Entre la fin du XVIIe et la fin du XIXe siècle, la plupart des grands peintres européens se sont rendus en Italie pour étudier l’héritage pictural national. L’arrivée du « père de peinture américaine », Benjamin West (1738‒1820), a marqué les prémices de l’histoire d’amour entre les États-Unis et la peinture italienne (fig. 1). D’autres artistes américains, dont Thomas Cole (1801‒1848), William Louis Sonntag (1822‒1900) et Robert Scott Duncanson (1821‒1872), n’ont pas tardé à suivre le mouvement (fig. 2 à 4). Plusieurs peintres parmi les plus influents du XXe siècle se sont rendus en Italie, ont visité Pompéi et ont été fortement influencés par cette expérience. Parmi ces derniers figuraient Pablo Picasso (1881‒1973), Giorgio de Chirico (1888‒1978), Mark Rothko (1903‒1970) et Cy Twombly (1928‒) (fig. 5 à 8).
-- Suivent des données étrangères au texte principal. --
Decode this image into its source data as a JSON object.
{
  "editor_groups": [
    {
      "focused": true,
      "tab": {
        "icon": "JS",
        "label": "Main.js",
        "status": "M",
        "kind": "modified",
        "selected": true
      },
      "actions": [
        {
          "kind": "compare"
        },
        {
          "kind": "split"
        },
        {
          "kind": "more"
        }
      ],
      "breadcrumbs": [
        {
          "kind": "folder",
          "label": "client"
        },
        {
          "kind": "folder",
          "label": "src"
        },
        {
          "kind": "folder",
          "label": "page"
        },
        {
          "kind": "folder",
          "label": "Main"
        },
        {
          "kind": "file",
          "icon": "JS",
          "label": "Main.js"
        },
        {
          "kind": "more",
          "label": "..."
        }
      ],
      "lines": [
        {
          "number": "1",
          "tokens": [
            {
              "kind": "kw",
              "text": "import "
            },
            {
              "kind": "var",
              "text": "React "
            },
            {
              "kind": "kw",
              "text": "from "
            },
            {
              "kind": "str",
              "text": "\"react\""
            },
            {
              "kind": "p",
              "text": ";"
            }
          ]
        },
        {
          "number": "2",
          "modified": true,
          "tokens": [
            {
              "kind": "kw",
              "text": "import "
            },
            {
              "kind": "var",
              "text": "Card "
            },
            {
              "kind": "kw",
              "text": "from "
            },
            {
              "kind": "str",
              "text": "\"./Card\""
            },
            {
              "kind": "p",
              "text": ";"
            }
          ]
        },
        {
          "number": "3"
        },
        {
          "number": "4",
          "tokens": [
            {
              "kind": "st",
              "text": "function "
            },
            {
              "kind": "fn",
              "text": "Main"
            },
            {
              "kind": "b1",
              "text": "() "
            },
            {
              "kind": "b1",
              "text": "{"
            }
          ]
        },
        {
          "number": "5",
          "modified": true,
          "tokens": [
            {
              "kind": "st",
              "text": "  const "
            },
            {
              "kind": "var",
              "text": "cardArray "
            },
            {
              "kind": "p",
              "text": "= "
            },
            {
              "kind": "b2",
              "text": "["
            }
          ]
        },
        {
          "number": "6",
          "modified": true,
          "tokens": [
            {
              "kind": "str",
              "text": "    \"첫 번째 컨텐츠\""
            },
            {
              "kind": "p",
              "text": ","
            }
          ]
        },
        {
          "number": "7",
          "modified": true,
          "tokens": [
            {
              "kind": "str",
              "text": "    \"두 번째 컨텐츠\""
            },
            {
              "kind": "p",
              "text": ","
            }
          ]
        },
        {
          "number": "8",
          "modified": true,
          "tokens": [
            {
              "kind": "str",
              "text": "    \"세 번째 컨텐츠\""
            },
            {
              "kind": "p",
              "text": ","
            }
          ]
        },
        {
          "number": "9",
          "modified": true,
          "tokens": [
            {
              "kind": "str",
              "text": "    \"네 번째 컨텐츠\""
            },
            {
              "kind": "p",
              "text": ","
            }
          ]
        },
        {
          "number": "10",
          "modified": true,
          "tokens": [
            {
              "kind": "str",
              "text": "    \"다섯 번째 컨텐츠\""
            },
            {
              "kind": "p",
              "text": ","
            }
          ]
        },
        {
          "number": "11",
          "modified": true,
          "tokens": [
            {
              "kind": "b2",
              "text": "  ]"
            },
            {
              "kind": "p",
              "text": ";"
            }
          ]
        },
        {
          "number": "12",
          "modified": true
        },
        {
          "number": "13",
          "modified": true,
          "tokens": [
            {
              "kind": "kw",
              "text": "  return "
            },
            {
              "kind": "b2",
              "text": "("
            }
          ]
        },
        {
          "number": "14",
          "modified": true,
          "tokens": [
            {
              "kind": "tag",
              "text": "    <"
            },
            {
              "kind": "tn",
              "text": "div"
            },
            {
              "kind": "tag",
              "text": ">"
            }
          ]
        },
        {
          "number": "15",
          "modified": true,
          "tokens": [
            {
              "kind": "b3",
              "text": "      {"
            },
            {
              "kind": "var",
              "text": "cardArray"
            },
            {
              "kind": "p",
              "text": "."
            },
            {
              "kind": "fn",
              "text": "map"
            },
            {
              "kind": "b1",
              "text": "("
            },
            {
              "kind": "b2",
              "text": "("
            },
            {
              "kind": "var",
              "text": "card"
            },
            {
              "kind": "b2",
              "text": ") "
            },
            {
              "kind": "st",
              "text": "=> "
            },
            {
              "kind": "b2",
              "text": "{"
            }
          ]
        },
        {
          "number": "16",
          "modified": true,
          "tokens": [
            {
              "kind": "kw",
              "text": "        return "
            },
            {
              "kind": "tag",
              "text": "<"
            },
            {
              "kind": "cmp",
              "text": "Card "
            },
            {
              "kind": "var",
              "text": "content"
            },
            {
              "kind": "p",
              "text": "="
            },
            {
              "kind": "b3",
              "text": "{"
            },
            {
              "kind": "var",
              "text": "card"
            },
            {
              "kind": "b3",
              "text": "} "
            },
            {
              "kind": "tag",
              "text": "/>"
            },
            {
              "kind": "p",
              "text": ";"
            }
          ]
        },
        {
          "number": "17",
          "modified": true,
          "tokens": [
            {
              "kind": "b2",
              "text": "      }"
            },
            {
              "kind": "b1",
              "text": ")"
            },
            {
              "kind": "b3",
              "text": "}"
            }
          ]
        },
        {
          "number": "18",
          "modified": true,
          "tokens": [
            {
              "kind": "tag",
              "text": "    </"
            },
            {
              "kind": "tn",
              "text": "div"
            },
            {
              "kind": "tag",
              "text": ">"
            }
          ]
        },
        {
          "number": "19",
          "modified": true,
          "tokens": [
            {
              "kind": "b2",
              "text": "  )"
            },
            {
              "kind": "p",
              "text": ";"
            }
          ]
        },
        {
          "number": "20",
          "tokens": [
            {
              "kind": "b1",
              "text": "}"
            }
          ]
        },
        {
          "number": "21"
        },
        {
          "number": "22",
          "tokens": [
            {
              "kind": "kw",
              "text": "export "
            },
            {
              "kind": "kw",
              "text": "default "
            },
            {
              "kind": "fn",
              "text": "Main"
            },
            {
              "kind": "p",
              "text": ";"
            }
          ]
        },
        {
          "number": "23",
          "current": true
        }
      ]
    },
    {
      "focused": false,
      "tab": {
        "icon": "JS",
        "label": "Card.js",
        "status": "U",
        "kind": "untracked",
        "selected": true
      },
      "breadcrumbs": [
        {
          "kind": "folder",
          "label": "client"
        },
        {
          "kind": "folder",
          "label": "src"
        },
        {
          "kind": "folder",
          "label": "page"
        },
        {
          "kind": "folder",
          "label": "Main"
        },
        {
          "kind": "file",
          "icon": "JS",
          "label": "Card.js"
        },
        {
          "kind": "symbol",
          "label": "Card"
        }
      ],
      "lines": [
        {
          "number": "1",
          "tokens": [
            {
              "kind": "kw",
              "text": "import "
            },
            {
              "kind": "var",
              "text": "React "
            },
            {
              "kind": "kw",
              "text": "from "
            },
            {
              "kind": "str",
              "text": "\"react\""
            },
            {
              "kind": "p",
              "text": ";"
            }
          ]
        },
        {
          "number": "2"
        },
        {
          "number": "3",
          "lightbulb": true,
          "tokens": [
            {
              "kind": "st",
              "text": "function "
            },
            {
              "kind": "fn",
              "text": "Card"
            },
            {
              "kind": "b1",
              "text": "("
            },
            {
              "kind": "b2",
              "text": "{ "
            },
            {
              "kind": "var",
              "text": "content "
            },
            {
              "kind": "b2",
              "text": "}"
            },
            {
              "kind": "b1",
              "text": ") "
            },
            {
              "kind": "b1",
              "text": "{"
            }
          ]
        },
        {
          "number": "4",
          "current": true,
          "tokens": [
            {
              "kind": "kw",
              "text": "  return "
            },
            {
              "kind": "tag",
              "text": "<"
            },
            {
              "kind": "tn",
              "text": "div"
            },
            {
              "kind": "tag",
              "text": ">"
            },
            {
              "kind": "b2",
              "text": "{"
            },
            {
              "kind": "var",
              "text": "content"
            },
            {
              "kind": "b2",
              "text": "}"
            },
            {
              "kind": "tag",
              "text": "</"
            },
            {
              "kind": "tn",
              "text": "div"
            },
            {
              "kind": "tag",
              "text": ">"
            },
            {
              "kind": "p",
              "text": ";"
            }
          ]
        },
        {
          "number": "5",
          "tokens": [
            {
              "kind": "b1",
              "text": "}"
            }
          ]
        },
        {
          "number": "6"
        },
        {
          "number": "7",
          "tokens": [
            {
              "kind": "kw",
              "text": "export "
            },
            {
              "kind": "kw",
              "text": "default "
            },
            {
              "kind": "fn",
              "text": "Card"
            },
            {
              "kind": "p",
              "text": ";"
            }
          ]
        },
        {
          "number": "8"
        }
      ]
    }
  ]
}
Des publications comme Roman Painting, (les éditions Skira, 1953), ont convaincu plusieurs artistes américains, comme Mark Rothko et Will Barnet, de découvrir Pompéi. Bien souvent, une simple visite suffisait pour changer significativement l’approche d’un artiste vis-à-vis de la peinture. Arnold Böcklin (1827‒1901) en est des premiers exemples. En effet, ses peintures ont connu des changements radicaux après sa visite de Pompéi, en passant des paysages allemands teintés de mélancolie aux portraits vibrants, mi-magiques, mi-réalistes, d’êtres mythologiques (fig. 9). Le rêve italien s’imposait alors comme le summum du bon goût à travers l’Europe, pour l’élite autant que pour les classes populaires, si bien que les amateurs nantis des deux côtés de l’Atlantique achetaient des peintures dépeignant une Italie idéalisée. Les acquéreurs aux fonds plus modestes  se procuraient des impressions. Les peintures et de Claude Lorrain et les reproductions imprimées de ses œuvres étaient particulièrement populaires auprès des propriétaires terriens en Angleterre, et de nombreux domaines somptueux, comme le domaine de Stourhead, étaient façonnés selon les paysages idylliques du peintre. L’ironie du sort a voulu que ces paysages italiens idéalisés soient reconnus par la suite sous le nom de « jardins à l’anglaise ».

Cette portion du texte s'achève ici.